The resolution approved Friday expresses “grave concern about the extremely high levels of gang violence and other criminal activities, including kidnappings and homicides, and sexual and gender-based violence, as well as ongoing impunity for perpetrators, and the implications of Haiti’s situation in the region.”

It notes “with deep concern the protracted and deteriorating political, economic, security, human rights and food security crisis in Haiti.”

The resolution urges the government to strengthen the rule of law, tackle social and economic problems, initiate violence reduction programs, singling out the need to target sexual violence and manage weapons and ammunition. It also calls for the illicit trafficking and diversion of arms and illicit financial flows to be urgently addressed.

Before the vote, a spokesperson for China’s U.N. Mission reiterated Friday that as the Security Council negotiated, gang violence escalates and an embargo on weapons for criminal gangs is “the minimum” that the council should do in response to the appalling situation in Haiti.
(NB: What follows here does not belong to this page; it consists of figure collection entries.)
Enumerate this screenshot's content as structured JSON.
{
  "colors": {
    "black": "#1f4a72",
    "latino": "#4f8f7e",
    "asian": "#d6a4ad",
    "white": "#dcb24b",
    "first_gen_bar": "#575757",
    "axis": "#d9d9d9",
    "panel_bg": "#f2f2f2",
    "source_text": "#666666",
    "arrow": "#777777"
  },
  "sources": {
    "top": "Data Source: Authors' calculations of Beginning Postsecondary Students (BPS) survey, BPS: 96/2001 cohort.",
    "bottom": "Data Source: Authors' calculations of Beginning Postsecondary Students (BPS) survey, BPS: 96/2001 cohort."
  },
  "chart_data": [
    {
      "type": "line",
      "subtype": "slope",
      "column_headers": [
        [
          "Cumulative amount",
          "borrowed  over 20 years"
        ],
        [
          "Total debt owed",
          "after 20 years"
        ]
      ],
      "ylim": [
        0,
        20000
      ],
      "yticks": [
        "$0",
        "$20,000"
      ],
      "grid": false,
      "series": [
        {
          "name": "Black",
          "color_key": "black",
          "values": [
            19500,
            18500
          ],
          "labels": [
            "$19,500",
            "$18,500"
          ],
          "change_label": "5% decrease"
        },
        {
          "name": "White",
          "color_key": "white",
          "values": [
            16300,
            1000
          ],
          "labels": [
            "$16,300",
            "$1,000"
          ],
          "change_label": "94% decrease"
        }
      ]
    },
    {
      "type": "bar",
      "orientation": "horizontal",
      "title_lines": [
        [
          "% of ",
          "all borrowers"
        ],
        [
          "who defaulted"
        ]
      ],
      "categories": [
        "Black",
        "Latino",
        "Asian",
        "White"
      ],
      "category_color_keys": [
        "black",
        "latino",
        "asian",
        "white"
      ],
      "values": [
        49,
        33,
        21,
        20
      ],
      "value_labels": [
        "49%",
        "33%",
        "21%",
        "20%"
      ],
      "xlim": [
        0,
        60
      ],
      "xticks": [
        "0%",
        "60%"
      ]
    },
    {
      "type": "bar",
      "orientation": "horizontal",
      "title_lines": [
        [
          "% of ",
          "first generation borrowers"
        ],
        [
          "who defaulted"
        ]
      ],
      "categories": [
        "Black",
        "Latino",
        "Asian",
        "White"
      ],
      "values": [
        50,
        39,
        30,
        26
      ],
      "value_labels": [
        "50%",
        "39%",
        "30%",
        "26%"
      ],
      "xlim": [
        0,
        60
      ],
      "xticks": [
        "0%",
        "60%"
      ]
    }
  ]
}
“Anything falls short of that will not only disappoint the Haitian people, but also means a lost opportunity for the Security Council,” said the spokesperson, who commented only on condition of anonymity.

A spokesman for Russia’s U.N. Mission said that “taking into account the situation in Haiti, we believe we need to have an opportunity to make changes to the mandate of the mission.”

The United Nations has been involved in Haiti on and off since 1990, and the last U.N. peacekeeping mission was in the country from 2004 until October 2017. The political mission now there advises Haiti’s government on “promoting and strengthening political stability and good governance,” including the implementing the rule of law, inclusive national dialogue and protecting and protection of human rights.